Due to privacy, emotional, and health care issues, the primary goal of genetic counseling is to help people explore and cope with the potential consequences of such knowledge.

The National Society for Genetic Counselors (NSGC) can provide a list of genetic counselors in your area. Search their online database at www.nsgc.org. The NSGC does not provide information about specific genetic disorders.

  • Experts still do not know how limited information about AD risk can benefit people. Among the issues are:

  • Privacy and confidentiality policies related to genetic information and AD.

  • The small number of genetic counselors trained in neurodegenerative disorders.

  • How the stigma associated with an increased risk for AD may affect people's families and their lives.

RESEARCH QUESTIONS

Learning more about the role of risk factor genes in the development of AD may help scientists identify who would benefit from prevention and treatment efforts. Age is still the most important known risk factor for AD. It continues to be associated with the disease, even when no known genetic factors are present. Research focusing on advancing age may help explain the role that other genes play in most AD cases. Many AD researchers are studying the genetics of AD. Also, researchers, ethicists, and health care providers are developing policies about the proper use of genetic testing and counseling for AD.

FOR MORE INFORMATION

  • The Alzheimer's Disease Education and Referral (ADEAR) Center is a service of the NIA. It is funded by the federal government. The ADEAR Center offers information about diagnosis, treatment, patient care, caregiver needs, long-term care, education and training, and AD research. Staff respond to telephone, e-mail, and written requests. They make referrals to local and national resources. Contact:

  • ADEAR Center, Phone: 1-800-438-4380, Website: www.nia.nih.gov/alzheimers.
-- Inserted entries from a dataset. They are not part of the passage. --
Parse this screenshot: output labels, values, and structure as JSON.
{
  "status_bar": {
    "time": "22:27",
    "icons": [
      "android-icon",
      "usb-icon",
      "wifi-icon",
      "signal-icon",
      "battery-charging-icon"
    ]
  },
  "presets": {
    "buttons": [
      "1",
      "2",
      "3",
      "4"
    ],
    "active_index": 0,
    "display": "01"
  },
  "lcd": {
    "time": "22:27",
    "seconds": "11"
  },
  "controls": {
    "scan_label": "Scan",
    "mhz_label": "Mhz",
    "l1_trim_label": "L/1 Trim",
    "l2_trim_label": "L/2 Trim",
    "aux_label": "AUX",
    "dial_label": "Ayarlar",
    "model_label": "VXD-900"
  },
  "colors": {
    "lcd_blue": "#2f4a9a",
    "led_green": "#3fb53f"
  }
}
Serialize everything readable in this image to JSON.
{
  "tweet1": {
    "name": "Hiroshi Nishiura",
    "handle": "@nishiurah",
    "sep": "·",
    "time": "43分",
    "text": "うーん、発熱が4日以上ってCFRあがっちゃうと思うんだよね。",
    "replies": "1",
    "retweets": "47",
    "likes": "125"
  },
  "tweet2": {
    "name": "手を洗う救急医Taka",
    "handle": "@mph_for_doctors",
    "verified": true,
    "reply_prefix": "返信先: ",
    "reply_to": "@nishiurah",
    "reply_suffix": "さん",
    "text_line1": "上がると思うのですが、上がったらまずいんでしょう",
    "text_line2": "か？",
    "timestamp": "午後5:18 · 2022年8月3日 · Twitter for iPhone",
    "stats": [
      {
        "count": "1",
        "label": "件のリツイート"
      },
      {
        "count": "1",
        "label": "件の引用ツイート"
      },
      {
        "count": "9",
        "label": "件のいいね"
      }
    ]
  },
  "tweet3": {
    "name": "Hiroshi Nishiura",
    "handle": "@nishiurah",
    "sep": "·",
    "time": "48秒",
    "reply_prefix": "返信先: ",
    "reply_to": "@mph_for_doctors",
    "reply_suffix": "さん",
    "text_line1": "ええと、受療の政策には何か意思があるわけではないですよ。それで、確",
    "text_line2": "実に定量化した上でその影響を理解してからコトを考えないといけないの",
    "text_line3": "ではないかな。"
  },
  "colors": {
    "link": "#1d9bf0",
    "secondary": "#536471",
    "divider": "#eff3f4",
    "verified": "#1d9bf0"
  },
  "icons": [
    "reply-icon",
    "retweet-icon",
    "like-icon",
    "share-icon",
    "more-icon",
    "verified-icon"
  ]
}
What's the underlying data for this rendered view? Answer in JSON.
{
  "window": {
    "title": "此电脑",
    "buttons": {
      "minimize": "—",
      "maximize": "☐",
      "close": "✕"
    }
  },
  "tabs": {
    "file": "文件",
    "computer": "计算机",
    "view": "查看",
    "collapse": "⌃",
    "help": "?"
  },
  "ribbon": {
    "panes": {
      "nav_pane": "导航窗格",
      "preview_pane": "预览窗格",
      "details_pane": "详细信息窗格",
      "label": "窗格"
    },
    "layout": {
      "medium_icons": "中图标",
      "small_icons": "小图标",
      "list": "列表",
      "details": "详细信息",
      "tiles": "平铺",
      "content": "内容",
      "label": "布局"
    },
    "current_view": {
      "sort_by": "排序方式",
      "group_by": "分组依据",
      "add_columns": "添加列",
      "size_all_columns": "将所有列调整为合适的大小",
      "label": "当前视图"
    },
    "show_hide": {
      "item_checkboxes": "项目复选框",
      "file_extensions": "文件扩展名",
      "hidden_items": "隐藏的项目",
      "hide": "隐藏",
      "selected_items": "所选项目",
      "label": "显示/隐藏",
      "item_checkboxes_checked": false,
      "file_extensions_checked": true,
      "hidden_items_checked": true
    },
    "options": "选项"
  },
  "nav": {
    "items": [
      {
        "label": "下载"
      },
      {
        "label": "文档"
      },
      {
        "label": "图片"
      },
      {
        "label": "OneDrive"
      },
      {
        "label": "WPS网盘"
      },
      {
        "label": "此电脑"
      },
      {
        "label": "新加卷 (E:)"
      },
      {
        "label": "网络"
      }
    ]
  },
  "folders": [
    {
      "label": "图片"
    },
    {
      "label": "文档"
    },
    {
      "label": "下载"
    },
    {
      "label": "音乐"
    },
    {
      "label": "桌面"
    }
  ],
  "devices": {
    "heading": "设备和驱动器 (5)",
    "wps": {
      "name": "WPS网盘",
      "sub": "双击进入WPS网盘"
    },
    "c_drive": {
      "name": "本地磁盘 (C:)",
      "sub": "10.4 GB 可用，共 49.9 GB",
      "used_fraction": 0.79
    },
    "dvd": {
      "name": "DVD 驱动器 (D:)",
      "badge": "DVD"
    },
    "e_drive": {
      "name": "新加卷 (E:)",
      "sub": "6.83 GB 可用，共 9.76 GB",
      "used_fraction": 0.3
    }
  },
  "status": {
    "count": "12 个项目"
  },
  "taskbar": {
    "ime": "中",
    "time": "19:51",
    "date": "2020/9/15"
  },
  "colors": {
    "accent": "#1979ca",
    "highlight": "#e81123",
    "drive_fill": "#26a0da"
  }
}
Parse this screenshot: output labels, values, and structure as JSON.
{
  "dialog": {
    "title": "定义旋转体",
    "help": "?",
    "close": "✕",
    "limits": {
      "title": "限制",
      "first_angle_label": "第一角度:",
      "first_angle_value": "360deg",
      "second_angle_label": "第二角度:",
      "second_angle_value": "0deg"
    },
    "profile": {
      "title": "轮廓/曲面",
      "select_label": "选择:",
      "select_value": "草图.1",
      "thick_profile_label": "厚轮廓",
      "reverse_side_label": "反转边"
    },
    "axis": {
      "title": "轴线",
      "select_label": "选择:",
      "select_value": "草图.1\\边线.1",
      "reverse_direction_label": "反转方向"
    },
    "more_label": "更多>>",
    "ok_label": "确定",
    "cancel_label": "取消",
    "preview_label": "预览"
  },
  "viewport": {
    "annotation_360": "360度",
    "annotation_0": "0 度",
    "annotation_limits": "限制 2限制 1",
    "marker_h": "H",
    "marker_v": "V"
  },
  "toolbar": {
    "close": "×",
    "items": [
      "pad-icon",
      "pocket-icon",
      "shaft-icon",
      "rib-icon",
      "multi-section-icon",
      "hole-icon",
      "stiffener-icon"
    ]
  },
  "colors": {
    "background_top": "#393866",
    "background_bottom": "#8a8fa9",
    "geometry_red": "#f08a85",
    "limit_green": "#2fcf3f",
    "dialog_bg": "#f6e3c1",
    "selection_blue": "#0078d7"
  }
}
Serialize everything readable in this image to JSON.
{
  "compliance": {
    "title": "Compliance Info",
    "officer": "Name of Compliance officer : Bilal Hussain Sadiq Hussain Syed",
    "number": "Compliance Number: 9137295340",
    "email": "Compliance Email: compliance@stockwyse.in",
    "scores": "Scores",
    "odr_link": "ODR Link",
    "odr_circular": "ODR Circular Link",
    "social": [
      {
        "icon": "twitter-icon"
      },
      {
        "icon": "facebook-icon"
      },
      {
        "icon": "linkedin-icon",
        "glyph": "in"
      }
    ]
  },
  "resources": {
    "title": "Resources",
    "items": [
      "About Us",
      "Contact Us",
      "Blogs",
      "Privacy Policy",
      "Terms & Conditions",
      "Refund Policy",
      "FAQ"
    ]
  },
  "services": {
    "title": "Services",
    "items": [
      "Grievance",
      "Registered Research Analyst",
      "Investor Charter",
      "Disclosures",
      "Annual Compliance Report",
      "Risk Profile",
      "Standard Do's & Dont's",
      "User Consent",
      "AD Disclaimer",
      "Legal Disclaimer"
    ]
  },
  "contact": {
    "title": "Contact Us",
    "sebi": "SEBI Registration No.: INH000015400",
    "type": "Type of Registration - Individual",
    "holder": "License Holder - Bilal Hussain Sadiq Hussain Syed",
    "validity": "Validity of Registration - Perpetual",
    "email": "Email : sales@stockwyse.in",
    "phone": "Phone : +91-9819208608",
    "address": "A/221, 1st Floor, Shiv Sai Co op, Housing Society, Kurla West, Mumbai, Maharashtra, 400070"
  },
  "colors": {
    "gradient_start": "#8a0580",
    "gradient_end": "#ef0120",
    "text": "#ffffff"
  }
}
  • The Alzheimer's Association is a non-profit supporting AD research. It provides support for families and caregivers of patients with AD. Chapters nationwide provide referrals to local resources and services. They sponsor support groups and educational programs. The Association is also helping identify families who may be able to participate in the NIA's AD Genetics Study. Contact:

  • Alzheimer's Association, Phone: 1-800-272-3900, E-mail: info@alz.org, Website: www.alz.org.

  • Additional information is available from the National Human Genome Research Institute (NHGRI), part of the NIH.

  • NHGRI, Website: www.genome.gov.

KEY TERMS

  • Alleles: Different forms of the same gene. Two or more alleles can shape each human trait. Each person receives two alleles of a gene. One comes from each parent. This combination is one of many factors that influences processes in the body. On chromosome 19, the ApoE (apolipoprotein E) gene has three common forms or alleles: e2, e3, and e4. The possible combinations in one person are e2/2, e2/3, e2/4, e3/3, e3/4, or e4/4.

  • ApoE Gene: A gene on chromosome 19. It is involved in making apolipoprotein E. (A substance that helps carry cholesterol in the bloodstream.) The ApoE e4 gene is considered a "risk factor" for AD. It seems to influence the age of onset of the disease.

  • Chromosomes: Thread-like structures in every cell of the body. Chromosomes carry genes. All healthy people have 46 chromosomes in 23 pairs. Usually, people receive one chromosome in each pair from each parent.

  • Genes: Basic units of heredity. Each gene is a set of biochemical instructions. It tells a cell how to assemble one of many different proteins. Each protein has its own specialized role to play in the body.

  • Genetic Mutations: Permanent changes to genes. Once such change occurs, it can be passed on to children. Early-onset familial AD is relatively rare. It is associated with mutations in genes on chromosomes 1, 14, and 21.

  • Human Genome: The total genetic information found on the 23 chromosomes inherited from a parent. Through research decoding the human genome, scientists believe humans have between 30,000 to 35,000 genes.

  • Proteins: Cells translate genetic information into making specific proteins. Proteins determine the physical and chemical characteristics of cells. Proteins are essential to all life processes.